Address
- Lekhnath, Pokhara-27 Pokhara, Gandaki Nepal

Information
- Type: Private
- Motto: Education for Humanity
- Established: 1985 A.D./2042 B.S.
- School district: Kaski
- Principal: Yukta Narayan Aryal
- Houses: Sagarmatha, Annapurna, Machhapuchhre, Dhawalagiri
- Color(s): Blue, red, yellow and green
- Publication: Aarohan (Annual school magazine)
- Affiliations: PABSON
- Information: +977-061-562010,

= Mount Everest Boarding School =

Mount Everest Boarding School is one of the oldest private schools in Pokhara, Nepal.

==History==
In 1985, Dr. Vijay Raj Sharma, a prominent lecturer from Tribhuvan University, conceived the idea of a school to meet the education needs of the growing community in Pokhara. The school was established on 3rd Poush, 2042 (18 December 1985) by Dr. Vijay Raj Sharma. Regional educational director Anand Lal Pradhan was the chief guest at that programme.
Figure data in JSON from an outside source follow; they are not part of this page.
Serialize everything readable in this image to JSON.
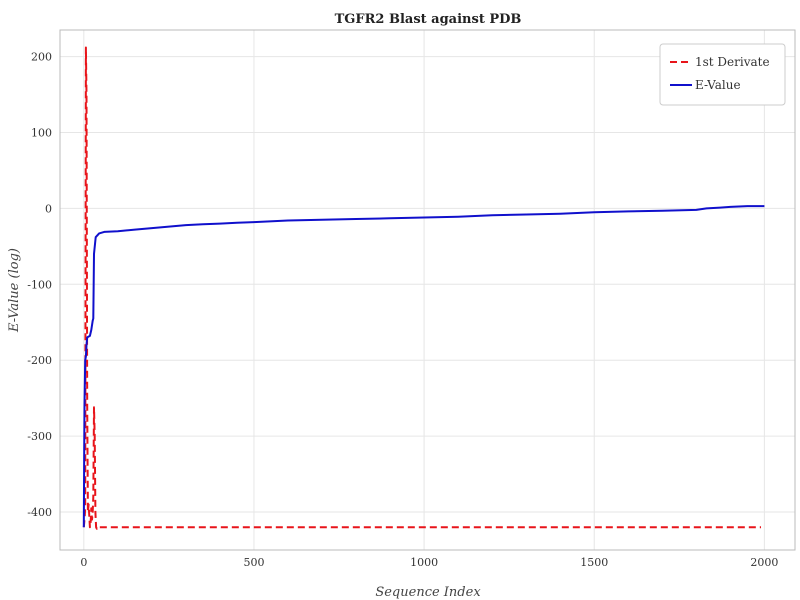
{
  "chart_data": {
    "type": "line",
    "title": "TGFR2 Blast against PDB",
    "xlabel": "Sequence Index",
    "ylabel": "E-Value (log)",
    "xlim": [
      -70,
      2090
    ],
    "ylim": [
      -450,
      235
    ],
    "xticks": [
      0,
      500,
      1000,
      1500,
      2000
    ],
    "yticks": [
      -400,
      -300,
      -200,
      -100,
      0,
      100,
      200
    ],
    "grid": true,
    "legend_position": "top-right",
    "series": [
      {
        "name": "1st Derivate",
        "color": "#e8141a",
        "style": "dashed",
        "points": [
          [
            0,
            -420
          ],
          [
            2,
            -410
          ],
          [
            4,
            -395
          ],
          [
            6,
            212
          ],
          [
            8,
            150
          ],
          [
            10,
            -260
          ],
          [
            12,
            -400
          ],
          [
            14,
            -390
          ],
          [
            16,
            -405
          ],
          [
            18,
            -420
          ],
          [
            20,
            -415
          ],
          [
            22,
            -395
          ],
          [
            24,
            -410
          ],
          [
            26,
            -400
          ],
          [
            28,
            -380
          ],
          [
            30,
            -262
          ],
          [
            32,
            -300
          ],
          [
            34,
            -400
          ],
          [
            36,
            -420
          ],
          [
            38,
            -422
          ],
          [
            40,
            -420
          ],
          [
            100,
            -420
          ],
          [
            300,
            -420
          ],
          [
            600,
            -420
          ],
          [
            1000,
            -420
          ],
          [
            1500,
            -420
          ],
          [
            1800,
            -420
          ],
          [
            1990,
            -420
          ]
        ]
      },
      {
        "name": "E-Value",
        "color": "#1010cc",
        "style": "solid",
        "points": [
          [
            0,
            -420
          ],
          [
            1,
            -320
          ],
          [
            2,
            -260
          ],
          [
            4,
            -200
          ],
          [
            6,
            -195
          ],
          [
            8,
            -180
          ],
          [
            10,
            -170
          ],
          [
            18,
            -168
          ],
          [
            22,
            -160
          ],
          [
            26,
            -148
          ],
          [
            28,
            -145
          ],
          [
            30,
            -60
          ],
          [
            35,
            -38
          ],
          [
            45,
            -33
          ],
          [
            60,
            -31
          ],
          [
            100,
            -30
          ],
          [
            150,
            -28
          ],
          [
            200,
            -26
          ],
          [
            250,
            -24
          ],
          [
            300,
            -22
          ],
          [
            350,
            -21
          ],
          [
            400,
            -20
          ],
          [
            450,
            -19
          ],
          [
            500,
            -18
          ],
          [
            600,
            -16
          ],
          [
            700,
            -15
          ],
          [
            800,
            -14
          ],
          [
            900,
            -13
          ],
          [
            1000,
            -12
          ],
          [
            1100,
            -11
          ],
          [
            1200,
            -9
          ],
          [
            1300,
            -8
          ],
          [
            1400,
            -7
          ],
          [
            1500,
            -5
          ],
          [
            1600,
            -4
          ],
          [
            1700,
            -3
          ],
          [
            1800,
            -2
          ],
          [
            1830,
            0
          ],
          [
            1870,
            1
          ],
          [
            1900,
            2
          ],
          [
            1950,
            3
          ],
          [
            2000,
            3
          ]
        ]
      }
    ]
  }
}
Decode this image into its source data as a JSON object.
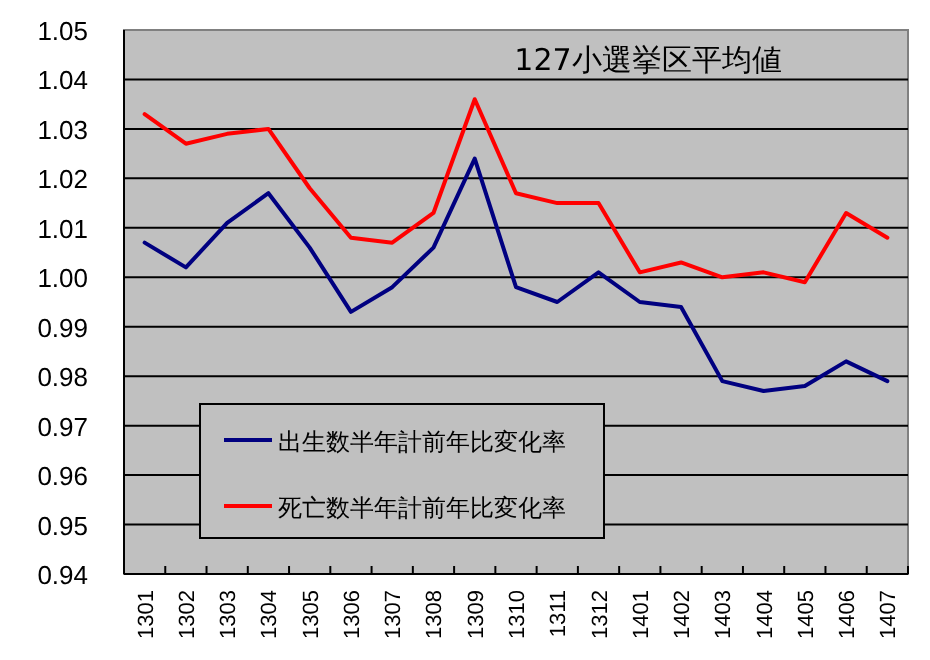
{
  "chart_data": {
    "type": "line",
    "title": "127小選挙区平均値",
    "categories": [
      "1301",
      "1302",
      "1303",
      "1304",
      "1305",
      "1306",
      "1307",
      "1308",
      "1309",
      "1310",
      "1311",
      "1312",
      "1401",
      "1402",
      "1403",
      "1404",
      "1405",
      "1406",
      "1407"
    ],
    "series": [
      {
        "name": "出生数半年計前年比変化率",
        "color": "#000080",
        "values": [
          1.007,
          1.002,
          1.011,
          1.017,
          1.006,
          0.993,
          0.998,
          1.006,
          1.024,
          0.998,
          0.995,
          1.001,
          0.995,
          0.994,
          0.979,
          0.977,
          0.978,
          0.983,
          0.979
        ]
      },
      {
        "name": "死亡数半年計前年比変化率",
        "color": "#ff0000",
        "values": [
          1.033,
          1.027,
          1.029,
          1.03,
          1.018,
          1.008,
          1.007,
          1.013,
          1.036,
          1.017,
          1.015,
          1.015,
          1.001,
          1.003,
          1.0,
          1.001,
          0.999,
          1.013,
          1.008
        ]
      }
    ],
    "ylim": [
      0.94,
      1.05
    ],
    "yticks": [
      {
        "value": 0.94,
        "label": "0.94"
      },
      {
        "value": 0.95,
        "label": "0.95"
      },
      {
        "value": 0.96,
        "label": "0.96"
      },
      {
        "value": 0.97,
        "label": "0.97"
      },
      {
        "value": 0.98,
        "label": "0.98"
      },
      {
        "value": 0.99,
        "label": "0.99"
      },
      {
        "value": 1.0,
        "label": "1.00"
      },
      {
        "value": 1.01,
        "label": "1.01"
      },
      {
        "value": 1.02,
        "label": "1.02"
      },
      {
        "value": 1.03,
        "label": "1.03"
      },
      {
        "value": 1.04,
        "label": "1.04"
      },
      {
        "value": 1.05,
        "label": "1.05"
      }
    ],
    "grid": "y",
    "legend": "bottom left",
    "marker": "none",
    "line_style": "solid"
  }
}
In the year 2054 B.S., the students took the S.L.C. exams for the first time. All the students achieved 1st Division results.

The school is home to over 200 students.

The school motto is "Committed to Academic and Extracurricular Excellence".

==Location==
The school in situated in New Road, Pokhara. The Annapurna mountain range forms the scenic backdrop to the school.